The UK Primary Immunodeficiency Network: Advice for healthcare professionals looking after patients with Immunodeficiency regarding COVID-19
Last updated 24 March 2020
- It is recommended that Immunology services should still support the on-going provision of immunoglobulin replacement therapy for patients with immunodeficiency unless they are advised by their trust or national body that this is no longer possible.
- Day unit attendance may be minimised for patients at high risk of COVID-19 complications in the following ways: starting antibiotic prophylaxis (to replace immunoglobulin therapy); changes to immunoglobulin dosing (by increasing interval); consideration of home therapy.
- Includes a table on risk stratification of patients with primary immunodeficiencies and secondary antibody deficiencies; the table details how various classes of medications used in these patient groups can affect their risk of COVID-19.
- Has a document on prioritisation of services if staffing/facilities have reduced capacity, which includes information on managing medicines such as IV immunoglobulin. [Last updated 15 July 2020]
- Have provided an update on COVID-19, the coronavirus vaccine and the shielding of patients with primary immunodeficiency.
Resuscitation Council UK: Management of anaphylaxis in the vaccination setting
Last updated December 2020 [Added 23 December]
- Guidance on management of anaphylaxis in the vaccination setting has been published.
- This guidance has been extracted from the Resuscitation Council UK (RCUK) Anaphylaxis guideline (2021) and Public Health England (PHE) advice in Immunisation Against Infectious Disease (the Green Book). It has been approved by RCUK, PHE, the British Society for Allergy and Clinical Immunology (BSACI) and the Royal College of General Practitioners.
- An anaphylaxis pack should be immediately available in each location where vaccines are being given, and should not be stored in a locked cupboard or trolley. Staff should check packs regularly to ensure the contents are within their expiry dates.
- An anaphylaxis pack normally contains at least: Two ampoules of adrenaline (epinephrine) 1mg/ml (1:1000); four 23G needles and four graduated 1ml syringes; oxygen supply, with face masks suitable for children and adults and tubing.
- Note that antihistamines and steroids are no longer recommended for the immediate management of anaphylaxis, and do not need to be included in the emergency anaphylaxis pack.
The UK Primary Immunodeficiency Network: Change in advice for children (under 18 years) with Primary Immunodeficiency regarding COVID-19
Last updated 9 November 2020 [Added 24 November 2020]
- The UKPIN have produced a document ‘Change in advice for children (under 18 years) with Primary Immunodeficiency regarding COVID-19’.
- The majority of children with primary immunodeficiency are not considered at increased of severe COVID-19 disease and should be treated exactly the same as other children. This includes continuing to go to school.
- Those patients under 18 years of age that are: on immunoglobulin replacement therapy (excluding extremely vulnerable diagnoses), on prophylactic antibiotics (excluding extremely vulnerable diagnoses) or on immunosuppressive medication including biologics / monoclonal antibodies (excluding extremely vulnerable diagnoses) are not considered at high risk of COVID-19 disease.

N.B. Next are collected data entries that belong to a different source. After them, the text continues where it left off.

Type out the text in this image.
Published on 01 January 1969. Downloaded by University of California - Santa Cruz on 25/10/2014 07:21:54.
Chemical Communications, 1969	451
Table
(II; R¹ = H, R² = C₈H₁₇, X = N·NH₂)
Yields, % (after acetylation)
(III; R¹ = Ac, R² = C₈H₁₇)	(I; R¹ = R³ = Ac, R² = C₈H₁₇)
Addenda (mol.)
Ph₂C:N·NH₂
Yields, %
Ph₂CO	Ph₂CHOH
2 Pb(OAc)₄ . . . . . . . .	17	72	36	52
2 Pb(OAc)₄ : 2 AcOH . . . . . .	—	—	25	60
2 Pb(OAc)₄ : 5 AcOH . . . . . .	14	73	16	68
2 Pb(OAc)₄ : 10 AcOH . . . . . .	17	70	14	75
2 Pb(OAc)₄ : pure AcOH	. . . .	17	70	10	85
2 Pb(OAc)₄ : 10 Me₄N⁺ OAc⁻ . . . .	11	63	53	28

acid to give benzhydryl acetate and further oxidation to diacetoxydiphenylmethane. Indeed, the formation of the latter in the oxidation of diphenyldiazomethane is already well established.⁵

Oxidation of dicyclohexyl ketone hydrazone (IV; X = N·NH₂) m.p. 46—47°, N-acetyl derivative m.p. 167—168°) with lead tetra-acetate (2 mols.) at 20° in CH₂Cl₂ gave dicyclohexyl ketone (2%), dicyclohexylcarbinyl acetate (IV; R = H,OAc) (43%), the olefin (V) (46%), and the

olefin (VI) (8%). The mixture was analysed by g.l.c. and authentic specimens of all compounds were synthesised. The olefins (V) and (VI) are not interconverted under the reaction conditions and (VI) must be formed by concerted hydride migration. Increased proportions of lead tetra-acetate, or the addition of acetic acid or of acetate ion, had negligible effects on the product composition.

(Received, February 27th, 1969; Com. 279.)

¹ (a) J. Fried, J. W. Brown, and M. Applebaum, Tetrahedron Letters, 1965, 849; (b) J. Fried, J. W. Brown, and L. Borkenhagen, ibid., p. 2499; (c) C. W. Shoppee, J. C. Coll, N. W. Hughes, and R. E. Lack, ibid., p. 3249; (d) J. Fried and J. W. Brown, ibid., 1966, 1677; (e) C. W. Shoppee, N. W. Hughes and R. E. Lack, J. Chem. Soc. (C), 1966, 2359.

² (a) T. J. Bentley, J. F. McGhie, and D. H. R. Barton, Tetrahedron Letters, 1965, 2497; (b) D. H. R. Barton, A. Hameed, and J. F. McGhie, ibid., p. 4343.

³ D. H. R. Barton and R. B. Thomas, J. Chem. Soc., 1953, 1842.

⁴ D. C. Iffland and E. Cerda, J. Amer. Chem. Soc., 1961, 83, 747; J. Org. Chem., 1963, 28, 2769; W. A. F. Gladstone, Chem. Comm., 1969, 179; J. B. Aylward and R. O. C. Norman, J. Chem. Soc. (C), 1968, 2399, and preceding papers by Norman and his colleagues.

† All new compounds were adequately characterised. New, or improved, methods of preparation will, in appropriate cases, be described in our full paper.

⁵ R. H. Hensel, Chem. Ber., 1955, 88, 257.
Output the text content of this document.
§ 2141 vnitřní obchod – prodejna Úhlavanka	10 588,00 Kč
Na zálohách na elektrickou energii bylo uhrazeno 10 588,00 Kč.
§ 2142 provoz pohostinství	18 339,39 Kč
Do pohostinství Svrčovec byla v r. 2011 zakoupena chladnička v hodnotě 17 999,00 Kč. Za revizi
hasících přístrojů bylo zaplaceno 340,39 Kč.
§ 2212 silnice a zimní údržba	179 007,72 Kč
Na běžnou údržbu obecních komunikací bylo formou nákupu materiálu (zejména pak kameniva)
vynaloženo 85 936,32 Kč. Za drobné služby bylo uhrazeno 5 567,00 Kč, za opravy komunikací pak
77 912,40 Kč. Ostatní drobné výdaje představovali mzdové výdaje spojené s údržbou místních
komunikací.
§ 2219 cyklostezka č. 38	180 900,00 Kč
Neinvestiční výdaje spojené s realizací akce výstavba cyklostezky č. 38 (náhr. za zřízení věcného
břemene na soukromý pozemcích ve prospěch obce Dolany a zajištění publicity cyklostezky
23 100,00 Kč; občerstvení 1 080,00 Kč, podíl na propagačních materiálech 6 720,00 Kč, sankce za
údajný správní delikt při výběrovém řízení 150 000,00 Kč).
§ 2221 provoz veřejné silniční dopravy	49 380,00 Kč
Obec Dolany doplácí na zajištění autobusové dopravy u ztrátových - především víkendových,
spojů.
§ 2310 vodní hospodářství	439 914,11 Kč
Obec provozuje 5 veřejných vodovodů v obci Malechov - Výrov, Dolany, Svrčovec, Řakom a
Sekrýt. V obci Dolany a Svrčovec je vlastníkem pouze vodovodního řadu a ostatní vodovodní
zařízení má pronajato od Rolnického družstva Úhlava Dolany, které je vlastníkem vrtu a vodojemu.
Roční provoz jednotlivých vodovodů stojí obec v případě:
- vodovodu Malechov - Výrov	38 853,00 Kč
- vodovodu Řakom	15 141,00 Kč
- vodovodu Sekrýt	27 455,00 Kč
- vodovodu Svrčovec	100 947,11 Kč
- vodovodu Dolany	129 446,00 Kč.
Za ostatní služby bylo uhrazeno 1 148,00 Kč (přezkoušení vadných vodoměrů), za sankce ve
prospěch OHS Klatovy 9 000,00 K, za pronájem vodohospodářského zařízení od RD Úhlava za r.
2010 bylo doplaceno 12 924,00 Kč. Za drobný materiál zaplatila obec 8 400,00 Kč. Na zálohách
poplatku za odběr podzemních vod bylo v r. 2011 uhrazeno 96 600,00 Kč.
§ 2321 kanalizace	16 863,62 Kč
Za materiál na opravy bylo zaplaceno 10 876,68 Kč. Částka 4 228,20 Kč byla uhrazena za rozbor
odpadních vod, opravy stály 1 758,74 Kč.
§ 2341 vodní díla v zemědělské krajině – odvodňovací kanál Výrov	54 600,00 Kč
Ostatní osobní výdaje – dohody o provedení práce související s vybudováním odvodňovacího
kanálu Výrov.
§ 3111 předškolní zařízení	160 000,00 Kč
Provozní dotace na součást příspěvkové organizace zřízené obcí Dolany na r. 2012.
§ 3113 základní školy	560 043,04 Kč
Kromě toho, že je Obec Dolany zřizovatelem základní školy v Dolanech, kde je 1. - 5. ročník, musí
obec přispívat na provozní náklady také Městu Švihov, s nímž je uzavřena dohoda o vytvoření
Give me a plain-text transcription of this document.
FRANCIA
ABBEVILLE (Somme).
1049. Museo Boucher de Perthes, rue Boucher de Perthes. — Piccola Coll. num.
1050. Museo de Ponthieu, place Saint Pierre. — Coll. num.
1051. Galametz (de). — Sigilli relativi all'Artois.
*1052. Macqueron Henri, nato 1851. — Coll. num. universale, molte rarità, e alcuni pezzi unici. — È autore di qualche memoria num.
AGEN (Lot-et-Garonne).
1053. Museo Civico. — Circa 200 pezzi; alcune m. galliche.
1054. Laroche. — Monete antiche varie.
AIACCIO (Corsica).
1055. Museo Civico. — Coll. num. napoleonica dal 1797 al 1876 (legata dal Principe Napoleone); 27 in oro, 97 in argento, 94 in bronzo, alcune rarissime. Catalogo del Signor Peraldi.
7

- A small group of children with the most severe forms of primary immunodeficiency remain at high risk of COVID-19 disease (as well as being vulnerable to other common viral infections). These patients remain in the extremely vulnerable group.
Administration update (27th April 2021): Link to ‘Position Statement on Vaccination against COVID-19 in Solid Organ and Islet Transplant Recipients (adults, children and young people)’ updated.